POLACCA, ARIZ. — In the late 1990s, Michael Begay was a student in the Native American Composers Apprenticeship Program (NACAP), which teaches students to compose for string quartets at the Grand Canyon Music Festival.
Now, Begay is one of the teachers in the NACAP and spent the past week at Hopi High School.
“I was working with selected students in the music department at Hopi High composing music for the string quartet for Grand Canyon Music Festival Sept. 2 at the Shrine of the Ages at Grand Canyon Village,” he said.
The professional string quartet, Catalyst from New York, will perform the student pieces.
The seven Hopi High students working on composing pieces for Catalyst are Aiden Puhuyesva, Noelani Stanley, Ashlynn Nelson, Juwan Brown, Christina Shupla, Arika Morningstar and Hailey Cardell.
Begay said the students responded positively.
“They knew the time frame so they were disciplined,” he said. “Their ideas came across nicely to the string quartet”.
Begay said one of the main goals was for each of the students to finish their composing piece.
“I’m happy with the seven students selected by the teacher,” he said. “It was the first time that any of them were composing for a string quartet.”
Begay said in order to be selected, the students had to understand some music theory. He also taught them harmonization arrangement, chord voicing and alternate chord voice, which refers to critical thinking of where to place notes.
He said composing for a string quartet is one of the hardest forms of chamber music.
“Many professional composers are afraid of composing for a string quartet because in the string quartet there is no place to hide. Every note, chord and melodic line must be right. Every detail is under the magnifying glass. It’s challenging to get the right notes and chords,” he said.
Catalyst will give a brief concert for the students at Hopi High around lunchtime Aug. 29 at the high school.
“The Hopi High students will work with Catalyst to work out the kinks,” he said.
Begay said each of the Hopi High music students are unique.
He said Morningstar worked with a cool Japanese theme and Hailey Cardell sang along with her piece and made a piano composition into a string quartet composition.
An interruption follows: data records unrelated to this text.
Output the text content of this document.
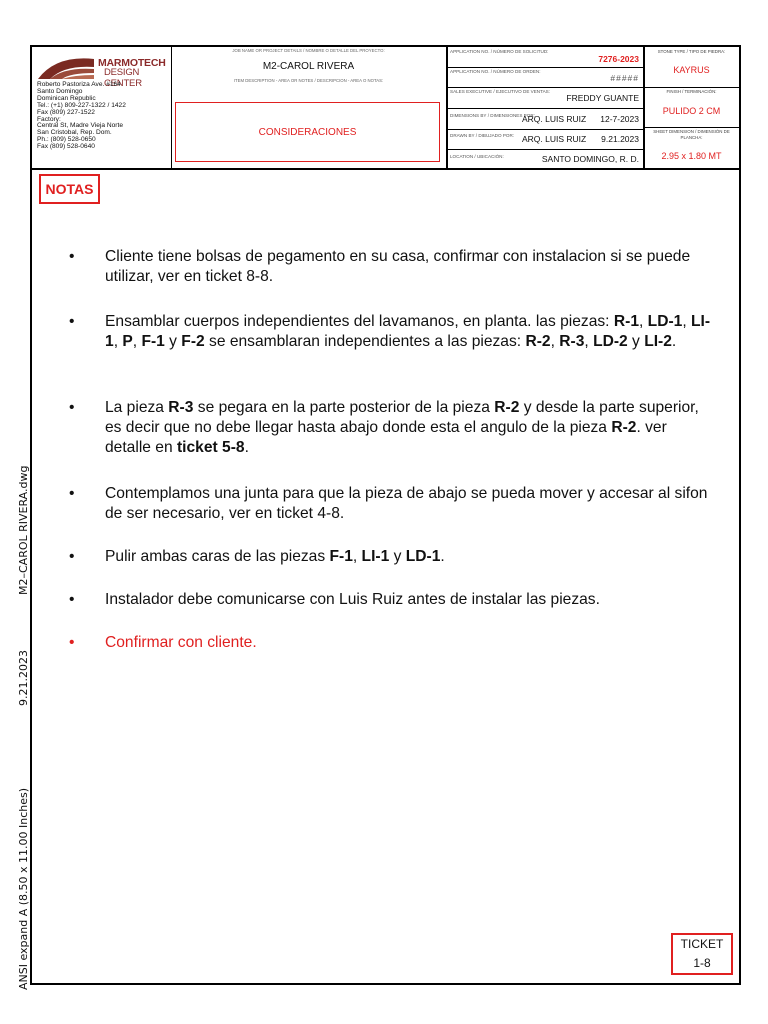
MARMOTECH
DESIGN CENTER
Roberto Pastoriza Ave. #164
Santo Domingo
Dominican Republic
Tel.: (+1) 809-227-1322 / 1422
Fax (809) 227-1522
Factory:
Central St, Madre Vieja Norte
San Cristobal, Rep. Dom.
Ph.: (809) 528-0650
Fax (809) 528-0640
JOB NAME OR PROJECT DETAILS / NOMBRE O DETALLE DEL PROYECTO:
M2-CAROL RIVERA
ITEM DESCRIPTION - AREA OR NOTES / DESCRIPCION - AREA O NOTAS:
CONSIDERACIONES
APPLICATION NO. / NÚMERO DE SOLICITUD:
7276-2023
APPLICATION NO. / NÚMERO DE ORDEN:
#####
SALES EXECUTIVE / EJECUTIVO DE VENTAS:
FREDDY GUANTE
DIMENSIONS BY / DIMENSIONES POR:
ARQ. LUIS RUIZ 12-7-2023
DRAWN BY / DIBUJADO POR: ARQ. LUIS RUIZ 9.21.2023
LOCATION / UBICACIÓN:	SANTO DOMINGO, R. D.
STONE TYPE / TIPO DE PIEDRA:
KAYRUS
FINISH / TERMINACIÓN:
PULIDO 2 CM
SHEET DIMENSION / DIMENSIÓN DE PLANCHA:
2.95 x 1.80 MT
NOTAS
• Cliente tiene bolsas de pegamento en su casa, confirmar con instalacion si se puede utilizar, ver en ticket 8-8.
• Ensamblar cuerpos independientes del lavamanos, en planta. las piezas: R-1, LD-1, LI-1, P, F-1 y F-2 se ensamblaran independientes a las piezas: R-2, R-3, LD-2 y LI-2.
• La pieza R-3 se pegara en la parte posterior de la pieza R-2 y desde la parte superior, es decir que no debe llegar hasta abajo donde esta el angulo de la pieza R-2. ver detalle en ticket 5-8.
• Contemplamos una junta para que la pieza de abajo se pueda mover y accesar al sifon de ser necesario, ver en ticket 4-8.
• Pulir ambas caras de las piezas F-1, LI-1 y LD-1.
• Instalador debe comunicarse con Luis Ruiz antes de instalar las piezas.
• Confirmar con cliente.
TICKET
1-8
M2–CAROL RIVERA.dwg
9.21.2023
ANSI expand A (8.50 x 11.00 Inches)
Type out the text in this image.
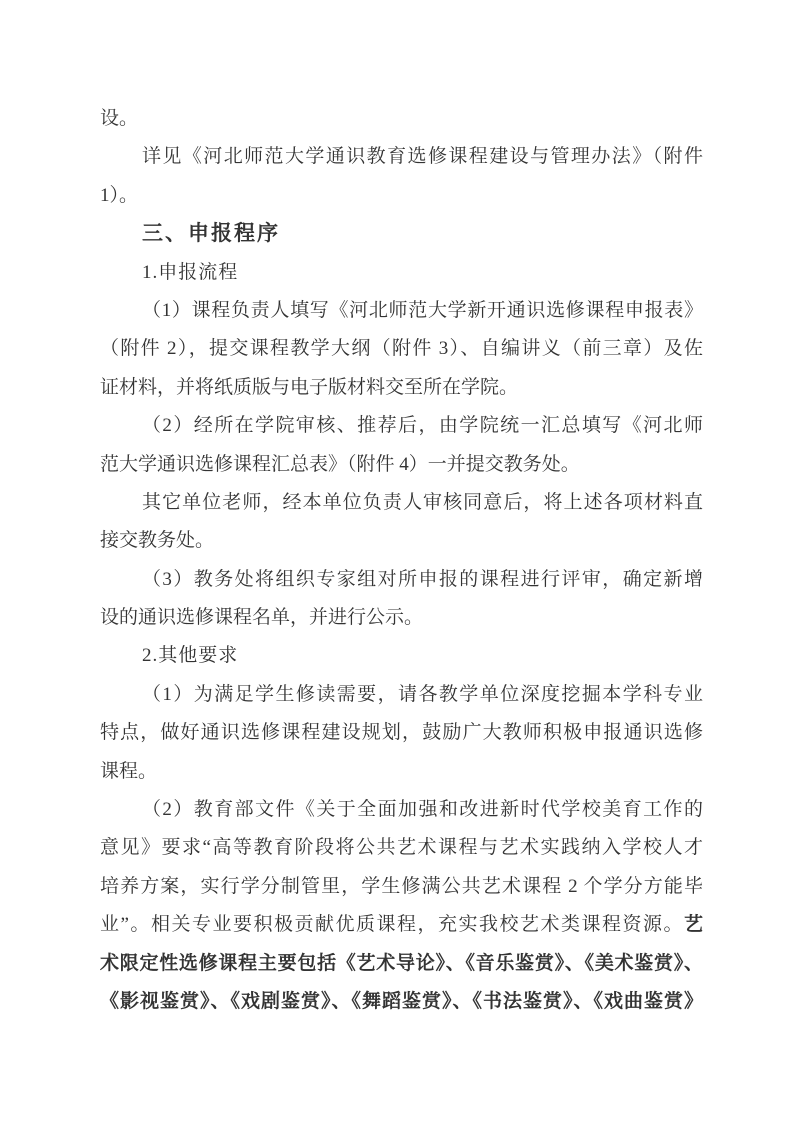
设。
详见《河北师范大学通识教育选修课程建设与管理办法》（附件
1）。
三、申报程序
1.申报流程
（1）课程负责人填写《河北师范大学新开通识选修课程申报表》
（附件 2），提交课程教学大纲（附件 3）、自编讲义（前三章）及佐
证材料，并将纸质版与电子版材料交至所在学院。
（2）经所在学院审核、推荐后，由学院统一汇总填写《河北师
范大学通识选修课程汇总表》（附件 4）一并提交教务处。
其它单位老师，经本单位负责人审核同意后，将上述各项材料直
接交教务处。
（3）教务处将组织专家组对所申报的课程进行评审，确定新增
设的通识选修课程名单，并进行公示。
2.其他要求
（1）为满足学生修读需要，请各教学单位深度挖掘本学科专业
特点，做好通识选修课程建设规划，鼓励广大教师积极申报通识选修
课程。
（2）教育部文件《关于全面加强和改进新时代学校美育工作的
意见》要求“高等教育阶段将公共艺术课程与艺术实践纳入学校人才
培养方案，实行学分制管里，学生修满公共艺术课程 2 个学分方能毕
业”。相关专业要积极贡献优质课程，充实我校艺术类课程资源。艺
术限定性选修课程主要包括《艺术导论》、《音乐鉴赏》、《美术鉴赏》、
《影视鉴赏》、《戏剧鉴赏》、《舞蹈鉴赏》、《书法鉴赏》、《戏曲鉴赏》
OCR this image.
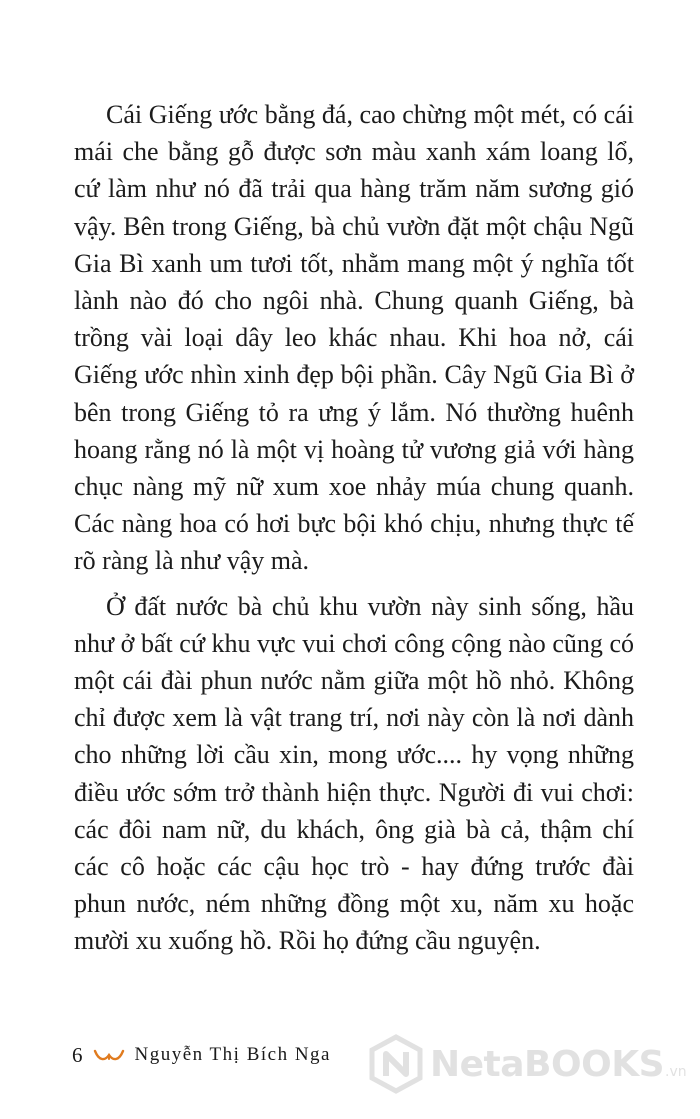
Cái Giếng ước bằng đá, cao chừng một mét, có cái mái che bằng gỗ được sơn màu xanh xám loang lổ, cứ làm như nó đã trải qua hàng trăm năm sương gió vậy. Bên trong Giếng, bà chủ vườn đặt một chậu Ngũ Gia Bì xanh um tươi tốt, nhằm mang một ý nghĩa tốt lành nào đó cho ngôi nhà. Chung quanh Giếng, bà trồng vài loại dây leo khác nhau. Khi hoa nở, cái Giếng ước nhìn xinh đẹp bội phần. Cây Ngũ Gia Bì ở bên trong Giếng tỏ ra ưng ý lắm. Nó thường huênh hoang rằng nó là một vị hoàng tử vương giả với hàng chục nàng mỹ nữ xum xoe nhảy múa chung quanh. Các nàng hoa có hơi bực bội khó chịu, nhưng thực tế rõ ràng là như vậy mà.

Ở đất nước bà chủ khu vườn này sinh sống, hầu như ở bất cứ khu vực vui chơi công cộng nào cũng có một cái đài phun nước nằm giữa một hồ nhỏ. Không chỉ được xem là vật trang trí, nơi này còn là nơi dành cho những lời cầu xin, mong ước.... hy vọng những điều ước sớm trở thành hiện thực. Người đi vui chơi: các đôi nam nữ, du khách, ông già bà cả, thậm chí các cô hoặc các cậu học trò - hay đứng trước đài phun nước, ném những đồng một xu, năm xu hoặc mười xu xuống hồ. Rồi họ đứng cầu nguyện.

6	Nguyễn Thị Bích Nga	NetaBOOKS .vn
Brown wants to study music after high school.
Begay said he enjoyed working with Hopi High music teacher Thomas Irwin because they would spin-off ideas together.
“Irwin is really fun. I would like to work with him again,” Begay said. “He’s well versed and that comes across to his students.”
Around 1998, when Begay was a sophomore at Greyhills High School in Tuba City, he became involved with NACAP. He moved from Phoenix to Tuba City at that time to attend Greyhills because of their classic guitar program only to find out that it had been eliminated. But Greyhills librarian J.R. Wooden, who often attended the Grand Canyon Music Festival, took Begay under his wing. Wooden introduced Begay to Claire Hoffman, executive director of the Grand Canyon Music Festival, and Mohican composer Brent Michael David.
“I was one of the original five students to compose a piece, and I did another one after I graduated,” he said.
Begay worked at KGHR radio station at Greyhills after he graduated, working on programming and production.
“I created music beds for public service announcements,” he said. “Then I became an assistant with the composers in the NACAP program. I wasn’t paid, but I would drive to all the different schools learning from them. I was relentless working with the composers.”
In 2008 he left Greyhills and started working with the school’s music program either through NACAP or on his own. Three weeks ago, he worked with the South Dakota Symphony Orchestra.
“I have to hunt for opportunities (to make money),” he said.
Begay has obtained jobs as a recording engineer for bands. He also works at a mastering studio in Albuquerque, which is the last process in putting CDs out.
“We do all different types of music. You may like it or dislike it, but you still need to make it sound good,” he said.
Begay, who lives in Tuba City, was impressed with the Hopi High music students.
“A lot of these students have a lot to say within themselves and it comes out through music. Sometimes words cannot express what the music can,” he said. “I can’t wait to come back and see them as composers.”